Второй раз он читал медленно. Сообщение было лаконичным, почти служебным: у Айлены родился ребёнок. Она умерла при родах, от кровопотери. Отец, не имея возможности взять на себя воспитание из-за служебного долга и опасности положения, смиренно просит передать младенца ближайшим родственникам матери. С одной оговоркой: дать ребёнку имя, в котором останутся отголоски и отца, и матери. Последнее прикосновение. Или бирка на чужой ране, аккуратно пришитая к младенцу.
Главное дошло только на третьем прочтении. Уже не текст, а бумага, не смысл, а форма заговорили громче. Тонкие жёсткие линии, сдержанный наклон, деловитая сухость, где даже смерть женщины и рождение ребёнка проходили пунктом в рапорте. Айман видел этот почерк раньше: на сводках, которые нельзя показывать, на донесениях, передаваемых из рук в руки, на приказах, подписанных именем, официально не существующим. Так писала только одна женщина, будто лично душила каждую строчку за лишнюю эмоциональность.

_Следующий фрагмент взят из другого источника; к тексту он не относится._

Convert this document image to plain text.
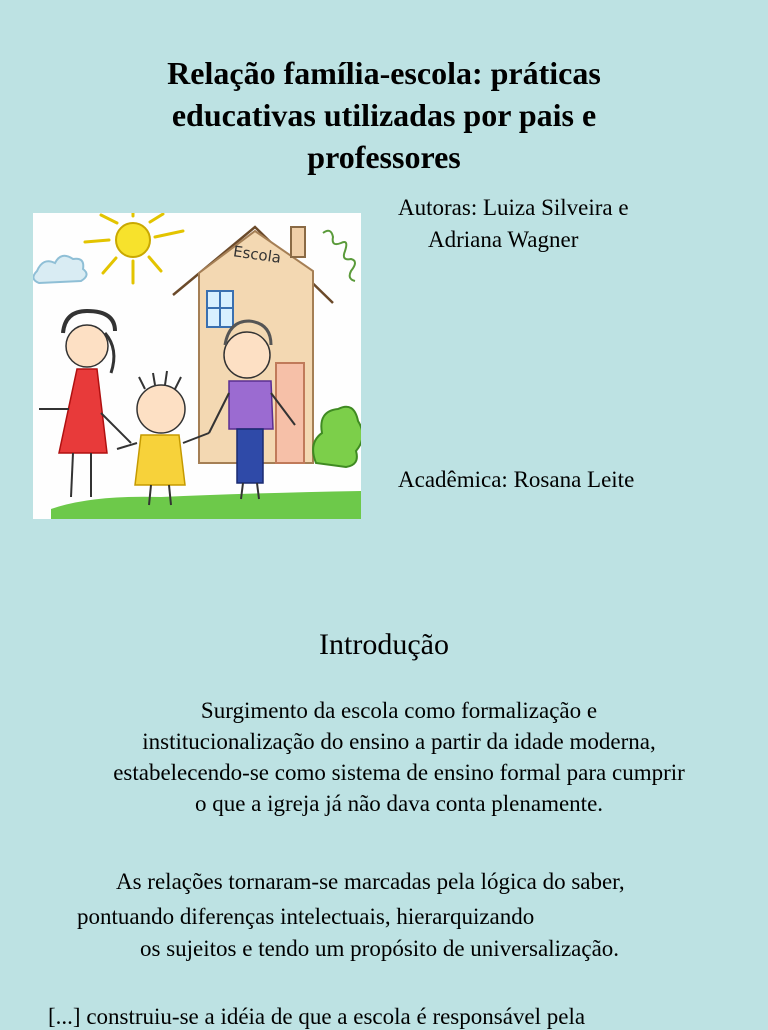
Relação família-escola: práticas
educativas utilizadas por pais e
professores
Autoras: Luiza Silveira e
Adriana Wagner
Escola
Acadêmica: Rosana Leite
Introdução
Surgimento da escola como formalização e
institucionalização do ensino a partir da idade moderna,
estabelecendo-se como sistema de ensino formal para cumprir
o que a igreja já não dava conta plenamente.
As relações tornaram-se marcadas pela lógica do saber,
pontuando diferenças intelectuais, hierarquizando
os sujeitos e tendo um propósito de universalização.
[...] construiu-se a idéia de que a escola é responsável pela
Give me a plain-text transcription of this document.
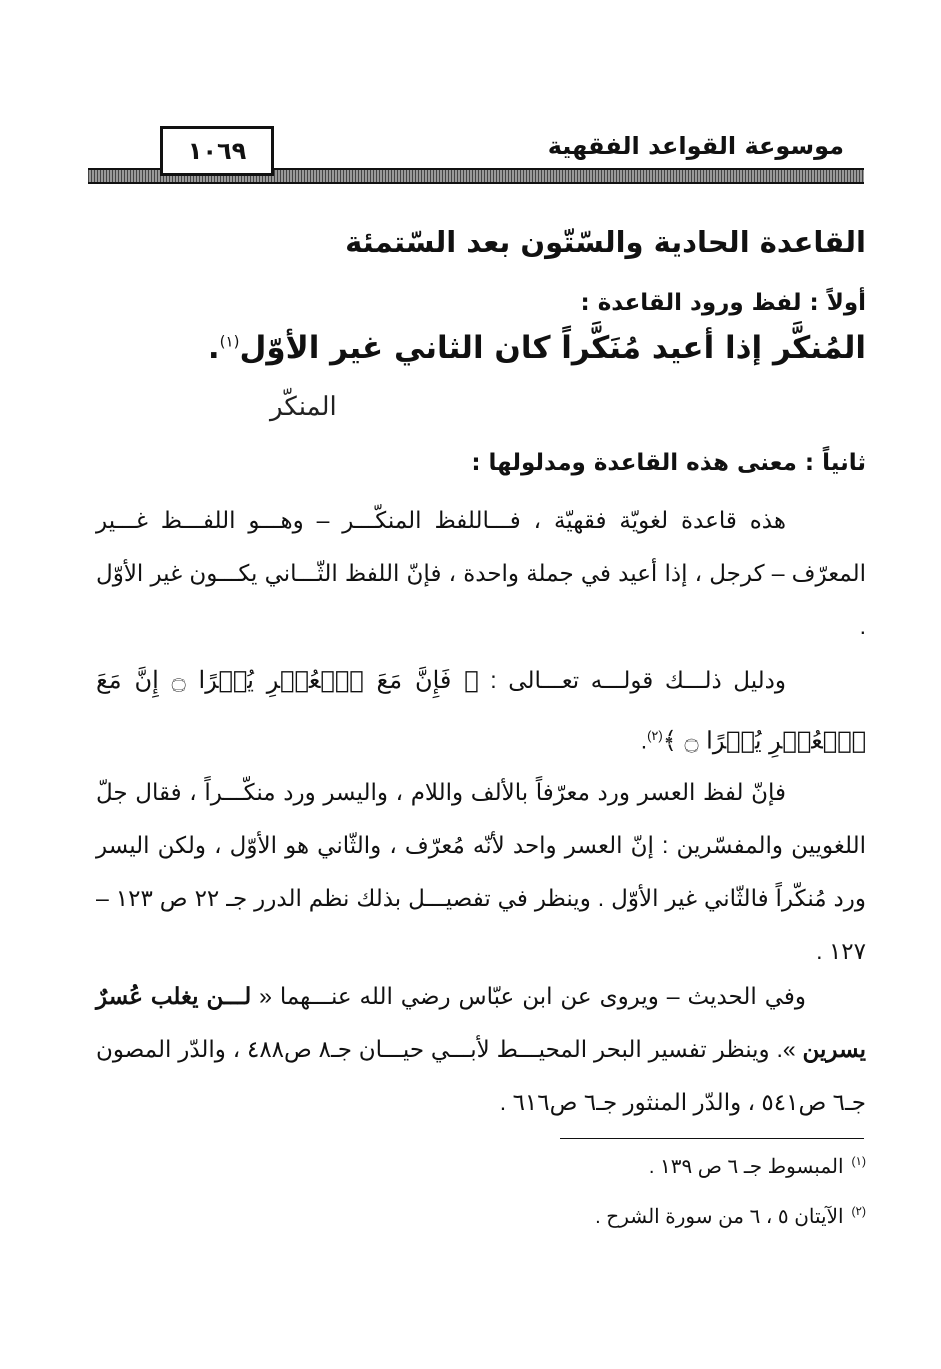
١٠٦٩	موسوعة القواعد الفقهية
القاعدة الحادية والسّتّون بعد السّتمئة
أولاً : لفظ ورود القاعدة :
المُنكَّر إذا أعيد مُنَكَّراً كان الثاني غير الأوّل$^{(١)}$.
المنكّر
ثانياً : معنى هذه القاعدة ومدلولها :
هذه قاعدة لغويّة فقهيّة ، فـــاللفظ المنكّـــر – وهـــو اللفـــظ غـــير المعرّف – كرجل ، إذا أعيد في جملة واحدة ، فإنّ اللفظ الثّـــاني يكـــون غير الأوّل .
ودليل ذلـــك قولـــه تعـــالى : ﴿ فَإِنَّ مَعَ ٱلۡعُسۡرِ يُسۡرًا ۝ إِنَّ مَعَ ٱلۡعُسۡرِ يُسۡرًا ۝ ﴾$^{(٢)}$.
فإنّ لفظ العسر ورد معرّفاً بالألف واللام ، واليسر ورد منكّـــراً ، فقال جلّ اللغويين والمفسّرين : إنّ العسر واحد لأنّه مُعرّف ، والثّاني هو الأوّل ، ولكن اليسر ورد مُنكّراً فالثّاني غير الأوّل . وينظر في تفصيـــل بذلك نظم الدرر جـ ٢٢ ص ١٢٣ – ١٢٧ .
وفي الحديث – ويروى عن ابن عبّاس رضي الله عنـــهما « لـــن يغلب عُسرٌ يسرين ». وينظر تفسير البحر المحيـــط لأبـــي حيـــان جـ٨ ص٤٨٨ ، والدّر المصون جـ٦ ص٥٤١ ، والدّر المنثور جـ٦ ص٦١٦ .
$^{(١)}$المبسوط جـ ٦ ص ١٣٩ .
$^{(٢)}$الآيتان ٥ ، ٦ من سورة الشرح .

Почерк принадлежал Астаре.
Айман не сразу понял, куда именно ударило. Не в сознание, глубже, в место, где обычно сидит личность и делает вид, что она самостоятельное достижение. Всё, что он строил в себе: расчёт, хладнокровие, отстранённость, власть, умение не нуждаться, внезапно оказалось следствием. Не победой над происхождением, а его бухгалтерским приложением. Он не вылепил себя из воли, голода и дисциплины. Его нашли по крови, отобрали, применили. Породистая лошадь, удачно обученная не кусать руку хозяина без приказа. Восточная сторона, вероятно, тоже не испытывала от него сентиментального восторга. Зато сочла полезным. Утешительная формулировка для живого человека, если кому-то ещё хочется посмеяться.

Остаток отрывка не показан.